Don’t worry if you don’t have specialised endodontic ultrasonics available, you can work with your general purpose ultrasonic tip, as long as you carefully remove much of the core material and then use the ultrasonic to free the silver point tags.

Once you have removed the core material, irrigate thoroughly with sodium hypochlorite. The next step is to try to free up the coronal portion of the silver point. A few drops of chloroform will help to dissolve some sealer if the sealer is ZOE based. You can then gently use a small file to try to break up the cement around the coronal portion of the point.

If the point appears to be a little loose, it’s time to start pulling. At this point, you might find that you have nothing small enough to reach into the pulp chamber to grab the free end of the point. Unfortunately, this is where you might find that some specialised equipment is required. The Steiglitz forceps are nice and small and generally will fit into a pulp chamber and allow you to grasp the free end.

Steiglitz Forceps Have a Small Beak for Getting Into Hard to Reach Spaces

Remember, the points are soft, so use firm and constant force to withdraw the point. Try to avoid bending back and forth as this can work harden the silver point and lead to a breakage.

Another technique mentioned in John Rhode’s Textbook, ‘Advanced Endodontics’ (quite a good read for an overview of advanced techniques) is to gently screw a hedstroem file down beside the point to engage it, and then attempt to withdraw the file with point attached.
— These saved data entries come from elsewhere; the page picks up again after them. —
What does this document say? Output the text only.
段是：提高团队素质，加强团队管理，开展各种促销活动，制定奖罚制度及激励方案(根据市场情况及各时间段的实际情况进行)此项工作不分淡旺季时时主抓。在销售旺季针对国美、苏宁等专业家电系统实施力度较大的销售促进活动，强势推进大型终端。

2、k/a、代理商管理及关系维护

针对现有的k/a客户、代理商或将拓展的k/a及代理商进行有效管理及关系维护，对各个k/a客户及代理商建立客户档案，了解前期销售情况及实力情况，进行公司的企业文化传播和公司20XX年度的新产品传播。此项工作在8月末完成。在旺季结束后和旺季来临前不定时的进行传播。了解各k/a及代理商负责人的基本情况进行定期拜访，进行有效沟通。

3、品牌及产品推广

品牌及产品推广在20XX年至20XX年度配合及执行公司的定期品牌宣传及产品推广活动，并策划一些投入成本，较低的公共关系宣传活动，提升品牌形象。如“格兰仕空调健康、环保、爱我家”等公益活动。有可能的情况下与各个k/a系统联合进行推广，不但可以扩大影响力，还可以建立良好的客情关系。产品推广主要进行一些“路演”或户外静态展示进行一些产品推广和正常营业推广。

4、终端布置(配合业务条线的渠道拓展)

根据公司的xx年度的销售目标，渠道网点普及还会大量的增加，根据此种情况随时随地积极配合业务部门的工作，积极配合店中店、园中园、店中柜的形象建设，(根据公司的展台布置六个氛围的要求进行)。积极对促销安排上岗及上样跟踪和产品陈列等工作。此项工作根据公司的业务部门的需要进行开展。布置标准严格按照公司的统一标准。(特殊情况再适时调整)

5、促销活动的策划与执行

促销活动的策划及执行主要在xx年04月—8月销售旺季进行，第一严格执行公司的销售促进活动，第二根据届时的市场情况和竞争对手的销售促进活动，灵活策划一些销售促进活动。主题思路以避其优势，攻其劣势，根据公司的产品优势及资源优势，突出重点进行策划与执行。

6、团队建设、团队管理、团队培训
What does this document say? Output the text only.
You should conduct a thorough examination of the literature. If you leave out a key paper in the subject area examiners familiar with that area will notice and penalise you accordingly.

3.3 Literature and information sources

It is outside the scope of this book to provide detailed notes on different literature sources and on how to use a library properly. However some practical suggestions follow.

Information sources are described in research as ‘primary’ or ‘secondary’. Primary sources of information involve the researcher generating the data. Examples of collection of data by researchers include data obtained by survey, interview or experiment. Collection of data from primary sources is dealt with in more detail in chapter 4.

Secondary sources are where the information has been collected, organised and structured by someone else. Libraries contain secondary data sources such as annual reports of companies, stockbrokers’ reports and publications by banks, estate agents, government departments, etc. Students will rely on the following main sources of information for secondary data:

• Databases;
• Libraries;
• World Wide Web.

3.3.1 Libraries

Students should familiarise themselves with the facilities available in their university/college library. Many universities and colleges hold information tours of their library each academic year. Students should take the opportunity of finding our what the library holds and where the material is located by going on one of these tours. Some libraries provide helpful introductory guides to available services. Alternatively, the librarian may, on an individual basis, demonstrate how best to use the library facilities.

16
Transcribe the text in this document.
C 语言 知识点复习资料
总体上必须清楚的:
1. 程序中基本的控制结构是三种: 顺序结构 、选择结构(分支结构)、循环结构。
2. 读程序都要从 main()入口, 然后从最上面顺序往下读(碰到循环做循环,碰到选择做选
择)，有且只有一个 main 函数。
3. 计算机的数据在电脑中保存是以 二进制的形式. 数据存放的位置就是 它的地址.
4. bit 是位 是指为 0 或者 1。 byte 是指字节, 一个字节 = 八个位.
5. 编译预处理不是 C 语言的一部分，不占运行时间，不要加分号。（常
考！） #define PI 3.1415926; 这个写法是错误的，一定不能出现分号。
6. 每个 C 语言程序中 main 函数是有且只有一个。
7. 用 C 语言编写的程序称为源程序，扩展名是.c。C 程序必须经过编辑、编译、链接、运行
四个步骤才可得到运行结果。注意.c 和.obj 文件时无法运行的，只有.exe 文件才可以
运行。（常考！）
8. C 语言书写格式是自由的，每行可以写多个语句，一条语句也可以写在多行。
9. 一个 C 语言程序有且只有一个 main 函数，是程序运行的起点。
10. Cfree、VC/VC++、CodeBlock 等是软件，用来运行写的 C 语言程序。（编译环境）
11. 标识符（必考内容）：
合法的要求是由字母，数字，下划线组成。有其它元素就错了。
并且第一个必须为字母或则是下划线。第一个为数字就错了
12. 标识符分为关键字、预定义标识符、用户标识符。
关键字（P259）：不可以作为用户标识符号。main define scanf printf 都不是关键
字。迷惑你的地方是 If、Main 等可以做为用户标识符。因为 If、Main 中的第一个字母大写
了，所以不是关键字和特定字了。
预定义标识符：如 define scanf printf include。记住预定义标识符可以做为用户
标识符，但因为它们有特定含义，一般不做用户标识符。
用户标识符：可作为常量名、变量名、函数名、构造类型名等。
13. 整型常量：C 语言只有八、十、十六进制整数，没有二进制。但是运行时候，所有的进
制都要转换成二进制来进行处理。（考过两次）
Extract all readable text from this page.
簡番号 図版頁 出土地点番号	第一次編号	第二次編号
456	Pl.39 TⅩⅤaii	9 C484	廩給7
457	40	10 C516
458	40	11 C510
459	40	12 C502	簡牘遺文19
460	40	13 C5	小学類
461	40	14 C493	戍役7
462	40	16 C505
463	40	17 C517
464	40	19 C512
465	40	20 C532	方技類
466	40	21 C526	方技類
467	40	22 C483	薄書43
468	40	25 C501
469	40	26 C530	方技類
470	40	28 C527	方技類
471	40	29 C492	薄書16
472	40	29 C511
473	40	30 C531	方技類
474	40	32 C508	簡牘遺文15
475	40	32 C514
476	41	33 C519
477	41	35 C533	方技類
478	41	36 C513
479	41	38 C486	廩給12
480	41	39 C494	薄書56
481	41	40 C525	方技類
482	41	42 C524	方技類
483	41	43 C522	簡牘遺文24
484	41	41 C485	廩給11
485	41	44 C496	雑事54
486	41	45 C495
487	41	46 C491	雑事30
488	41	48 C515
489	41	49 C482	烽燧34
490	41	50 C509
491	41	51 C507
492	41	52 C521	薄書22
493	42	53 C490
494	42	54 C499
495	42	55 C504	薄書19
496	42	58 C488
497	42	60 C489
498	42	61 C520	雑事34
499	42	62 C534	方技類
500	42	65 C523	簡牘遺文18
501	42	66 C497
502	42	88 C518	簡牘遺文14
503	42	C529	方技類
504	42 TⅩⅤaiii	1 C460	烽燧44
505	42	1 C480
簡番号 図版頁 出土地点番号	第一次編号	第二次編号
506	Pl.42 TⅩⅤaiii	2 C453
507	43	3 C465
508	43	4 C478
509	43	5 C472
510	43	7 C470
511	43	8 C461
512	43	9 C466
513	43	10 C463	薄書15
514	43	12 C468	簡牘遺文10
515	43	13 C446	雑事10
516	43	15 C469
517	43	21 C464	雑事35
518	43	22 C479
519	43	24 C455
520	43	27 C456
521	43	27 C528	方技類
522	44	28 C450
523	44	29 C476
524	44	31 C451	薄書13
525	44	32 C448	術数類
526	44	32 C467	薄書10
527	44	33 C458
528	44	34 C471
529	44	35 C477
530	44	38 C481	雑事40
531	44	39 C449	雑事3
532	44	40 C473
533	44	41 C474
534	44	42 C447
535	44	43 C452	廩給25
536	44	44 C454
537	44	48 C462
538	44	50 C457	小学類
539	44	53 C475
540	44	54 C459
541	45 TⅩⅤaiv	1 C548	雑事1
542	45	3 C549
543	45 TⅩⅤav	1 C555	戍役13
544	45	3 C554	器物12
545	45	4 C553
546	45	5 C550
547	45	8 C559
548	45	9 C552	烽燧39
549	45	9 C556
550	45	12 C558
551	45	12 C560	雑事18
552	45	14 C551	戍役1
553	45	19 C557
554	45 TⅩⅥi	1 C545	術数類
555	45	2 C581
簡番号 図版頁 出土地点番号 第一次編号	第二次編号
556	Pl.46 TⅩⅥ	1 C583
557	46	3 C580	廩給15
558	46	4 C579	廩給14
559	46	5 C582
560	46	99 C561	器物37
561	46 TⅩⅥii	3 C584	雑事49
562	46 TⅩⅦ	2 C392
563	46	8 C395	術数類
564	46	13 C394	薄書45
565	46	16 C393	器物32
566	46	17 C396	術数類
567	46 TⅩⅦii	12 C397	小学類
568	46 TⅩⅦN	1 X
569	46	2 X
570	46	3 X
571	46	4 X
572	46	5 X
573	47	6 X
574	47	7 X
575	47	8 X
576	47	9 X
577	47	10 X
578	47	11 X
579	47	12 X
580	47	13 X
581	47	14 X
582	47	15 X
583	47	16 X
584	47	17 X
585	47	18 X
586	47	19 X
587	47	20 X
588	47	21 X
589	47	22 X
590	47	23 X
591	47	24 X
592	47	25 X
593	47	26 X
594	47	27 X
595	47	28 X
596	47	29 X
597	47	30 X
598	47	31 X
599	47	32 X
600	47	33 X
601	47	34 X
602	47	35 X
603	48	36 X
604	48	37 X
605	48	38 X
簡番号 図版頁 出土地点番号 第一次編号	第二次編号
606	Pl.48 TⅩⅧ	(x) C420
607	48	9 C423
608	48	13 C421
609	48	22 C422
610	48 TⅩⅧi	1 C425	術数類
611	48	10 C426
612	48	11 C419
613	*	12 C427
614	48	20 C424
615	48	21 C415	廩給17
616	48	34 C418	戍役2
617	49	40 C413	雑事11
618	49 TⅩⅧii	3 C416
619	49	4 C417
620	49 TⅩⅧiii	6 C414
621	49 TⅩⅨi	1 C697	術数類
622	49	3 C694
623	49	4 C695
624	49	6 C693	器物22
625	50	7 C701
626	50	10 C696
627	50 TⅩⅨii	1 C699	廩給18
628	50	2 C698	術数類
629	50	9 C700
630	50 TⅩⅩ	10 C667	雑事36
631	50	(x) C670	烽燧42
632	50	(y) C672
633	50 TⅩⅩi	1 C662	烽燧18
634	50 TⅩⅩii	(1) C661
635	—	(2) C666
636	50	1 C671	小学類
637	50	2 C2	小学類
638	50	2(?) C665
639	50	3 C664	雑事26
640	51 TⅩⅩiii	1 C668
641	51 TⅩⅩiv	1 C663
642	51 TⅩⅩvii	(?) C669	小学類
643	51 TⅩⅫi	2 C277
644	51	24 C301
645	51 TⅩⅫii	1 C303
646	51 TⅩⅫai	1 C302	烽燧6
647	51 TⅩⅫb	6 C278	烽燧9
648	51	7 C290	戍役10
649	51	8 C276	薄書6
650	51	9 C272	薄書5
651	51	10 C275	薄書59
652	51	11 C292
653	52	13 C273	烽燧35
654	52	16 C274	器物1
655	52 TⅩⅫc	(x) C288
OK, so what do you do if the point breaks, or you don’t have enough of a tag to grip with Steiglitz forceps, or you simply don’t have Steiglitz forceps? This can also occur if a post has been used and the point has been sheared off apically to the orifice. One method I was forced to try recently was the twisted file method. I’m not sure if this has a formal name (Just checked in Rhode’s Textbook – he calls it “Braiding”). Basically, you place three files alongside the point and twist them so the twisted files grip the point, and then simply pull. I’ve seen this technique described in text books for the removal of separated instruments also.

In this case, I used two Hedstrom files to bind the point, and a third, smaller (size 10) K file. I think the third file helps wrap the other two files around whatever it is you are trying to grab. When using just two files, they can just end up twisting around each other. The softness of the silver points also allows the Hedstrom to lock into the point.

When twisting the files, you need to keep some apical pressure so that they don’t slip off the subject of your grab. You do need to twist the files quite tightly to ensure you have a firm grip.

I’d love to hear thoughts and comments from other dentists and endodontists on their experiences and what method they use to remove silver points when re-treating.